Pécher: voilà où se situe le mal pour le judéo-christianisme : aborder la Connaissance comme Adam et Eve, premier homme, première femme. Ils ont entaché toute  leur postérité en mangeant le fruit défendu, fruit de la Connaissance du bien et du mal, de la Vie et de la Mort. Ces êtres de la mythologie biblique, chassés du Paradis Terrestre, ont servi de prétexte pour poser l’anathème sur les générations suivantes. C’est ainsi que, dans l‘inconscient collectif,  la sexualité entre deux êtres (en dehors du mariage de même qu’à l’intérieur de celui-ci s’il n’est pas consommé au seul titre de la procréation), a été érigée en interdit et qui le transgresse sera interdit d’accès au paradis. Cependant l‘interdit(inter-dit) sur lequel est basé en conscience notre humanité (interdit de l’inceste, du meurtre) barre l’accès à la violence – notamment sexuelle. Or, la violence s’est construite à cause des interdits qui n’ont pas pu se dire, elle s’est constituée sur son refoulementTransgresser l’interdit provoque l’angoisse en faisant apparaître l’expérience (inconsciente, là encore) du péché, du mal. Si la transgression est réussie, le maintien de l‘angoisse portée par l’interdit, sera d’en jouir.

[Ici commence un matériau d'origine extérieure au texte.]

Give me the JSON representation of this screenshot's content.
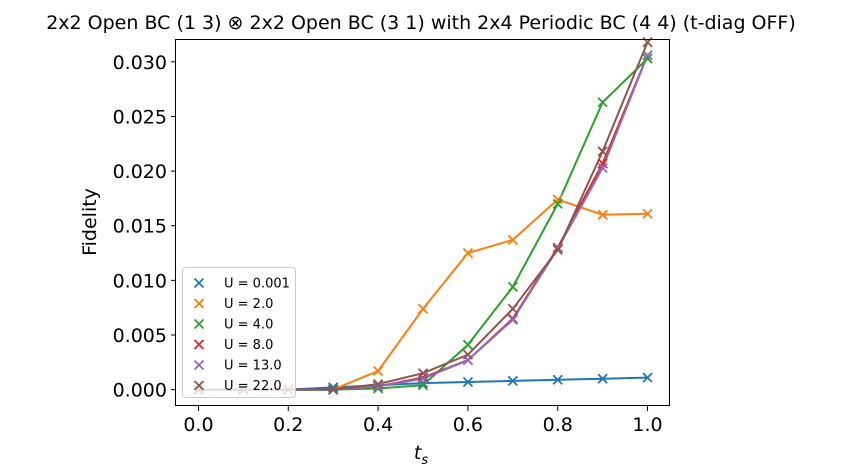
{
  "chart_data": {
    "type": "line",
    "title": "2x2 Open BC (1 3) ⊗ 2x2 Open BC (3 1) with 2x4 Periodic BC (4 4) (t-diag OFF)",
    "xlabel": "t_s",
    "ylabel": "Fidelity",
    "xlim": [
      -0.05,
      1.05
    ],
    "ylim": [
      -0.0015,
      0.032
    ],
    "xticks": [
      "0.0",
      "0.2",
      "0.4",
      "0.6",
      "0.8",
      "1.0"
    ],
    "yticks": [
      "0.000",
      "0.005",
      "0.010",
      "0.015",
      "0.020",
      "0.025",
      "0.030"
    ],
    "grid": false,
    "legend_position": "lower-left",
    "x": [
      0.0,
      0.1,
      0.2,
      0.3,
      0.4,
      0.5,
      0.6,
      0.7,
      0.8,
      0.9,
      1.0
    ],
    "series": [
      {
        "name": "U = 0.001",
        "color": "#1f77b4",
        "values": [
          0.0,
          0.0,
          0.0,
          0.0002,
          0.0004,
          0.0006,
          0.0007,
          0.0008,
          0.0009,
          0.001,
          0.0011
        ]
      },
      {
        "name": "U = 2.0",
        "color": "#ff7f0e",
        "values": [
          0.0,
          0.0,
          0.0,
          0.0,
          0.0017,
          0.0074,
          0.0125,
          0.0137,
          0.0174,
          0.016,
          0.0161
        ]
      },
      {
        "name": "U = 4.0",
        "color": "#2ca02c",
        "values": [
          0.0,
          0.0,
          0.0,
          0.0,
          0.0001,
          0.0004,
          0.0041,
          0.0094,
          0.017,
          0.0263,
          0.0303
        ]
      },
      {
        "name": "U = 8.0",
        "color": "#d62728",
        "values": [
          0.0,
          0.0,
          0.0,
          0.0,
          0.0003,
          0.0011,
          0.0027,
          0.0065,
          0.013,
          0.0207,
          0.0306
        ]
      },
      {
        "name": "U = 13.0",
        "color": "#9467bd",
        "values": [
          0.0,
          0.0,
          0.0,
          0.0,
          0.0003,
          0.001,
          0.0027,
          0.0064,
          0.0129,
          0.0203,
          0.0306
        ]
      },
      {
        "name": "U = 22.0",
        "color": "#8c564b",
        "values": [
          0.0,
          0.0,
          0.0,
          0.0,
          0.0005,
          0.0015,
          0.0032,
          0.0074,
          0.0128,
          0.0218,
          0.0318
        ]
      }
    ]
  }
}
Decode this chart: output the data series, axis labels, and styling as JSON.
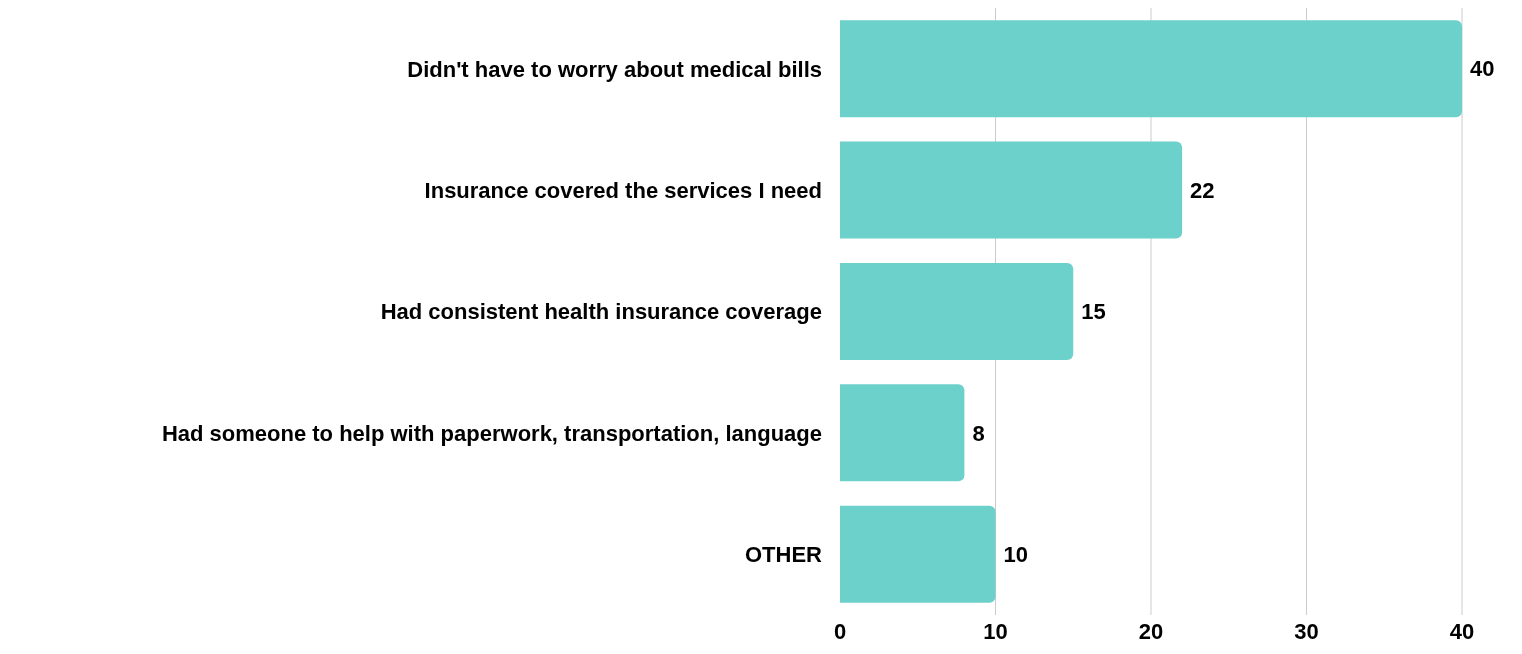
{
  "chart_data": {
    "type": "bar",
    "orientation": "horizontal",
    "categories": [
      "Didn't have to worry about medical bills",
      "Insurance covered the services I need",
      "Had consistent health insurance coverage",
      "Had someone to help with paperwork, transportation, language",
      "OTHER"
    ],
    "values": [
      40,
      22,
      15,
      8,
      10
    ],
    "color": "#6dd1cb",
    "xlim": [
      0,
      40
    ],
    "xticks": [
      0,
      10,
      20,
      30,
      40
    ],
    "grid": "x",
    "data_labels": true
  }
}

Car la connaissance de l’érotisme ou de la religion demande une expérience personnelle de l’interdit et de la transgression.

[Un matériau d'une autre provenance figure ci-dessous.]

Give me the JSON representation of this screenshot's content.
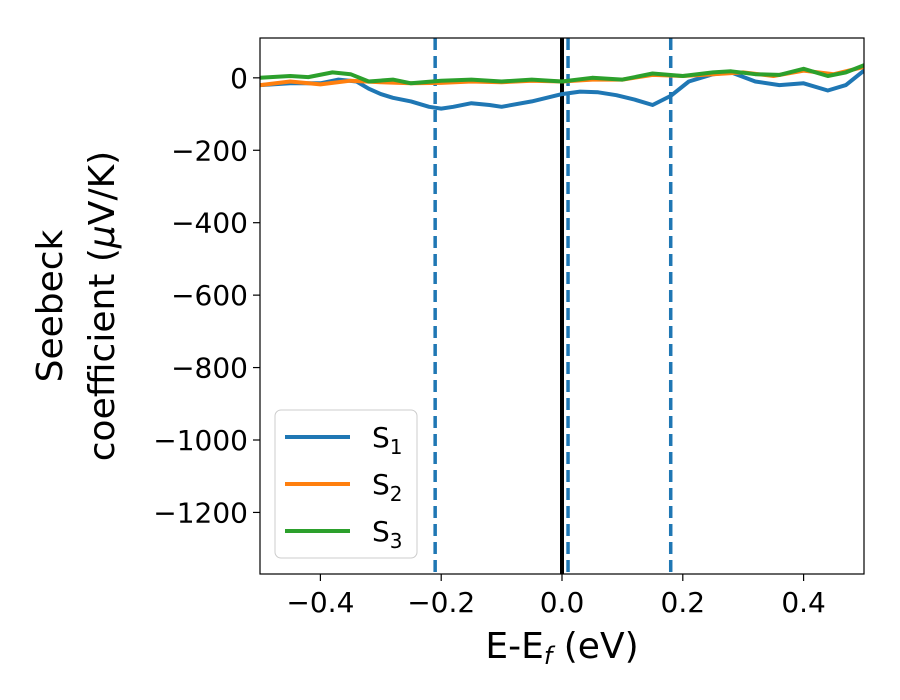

Reconnaître l’expérience érotique – sans la dimension intérieure – ferait preuve d’un état maladif. Ne dit-on pas : je suis malade d’amour?Dans ce cas là, l’amour devient un objet extérieur, une expérience seulement connue du dehors, qui, demeurant au dehors du champ de conscience devient une expérience mineure. Ainsi l’interdit devient névrose que l’on allait jadis confesser au prêtre, aujourd’hui que l’on confie à son psy. L’interdit met en place la peur (de transgresser) en empêchant le désir. Or, le désir seul conditionne l’expérience intérieure, la transgression signe cette expérience. La passion transfigure comme nous avons pu le voir au chapitre  » la passion« . Il semblerait que la raison de cette transfiguration incombe à l’interdit transgressé.

Les deux interdits essentiels concernent la mort (le meurtre, tu ne tueras point) et la sexualité (le tabou de l’inceste). La violence est libérée dès qu’il y a transgression. La transgression efface les limites par la levée de l’interdit, la violence résiduelle, en tant que pulsion immédiate, ressurgit. La sexualité est le lieu où s’exprime facilement cette violence, lieu où la raison cesse d’agir…

Tout est en place dans la chaleur de l’été pour vivre un érotisme torride! Qu’attendez-vous?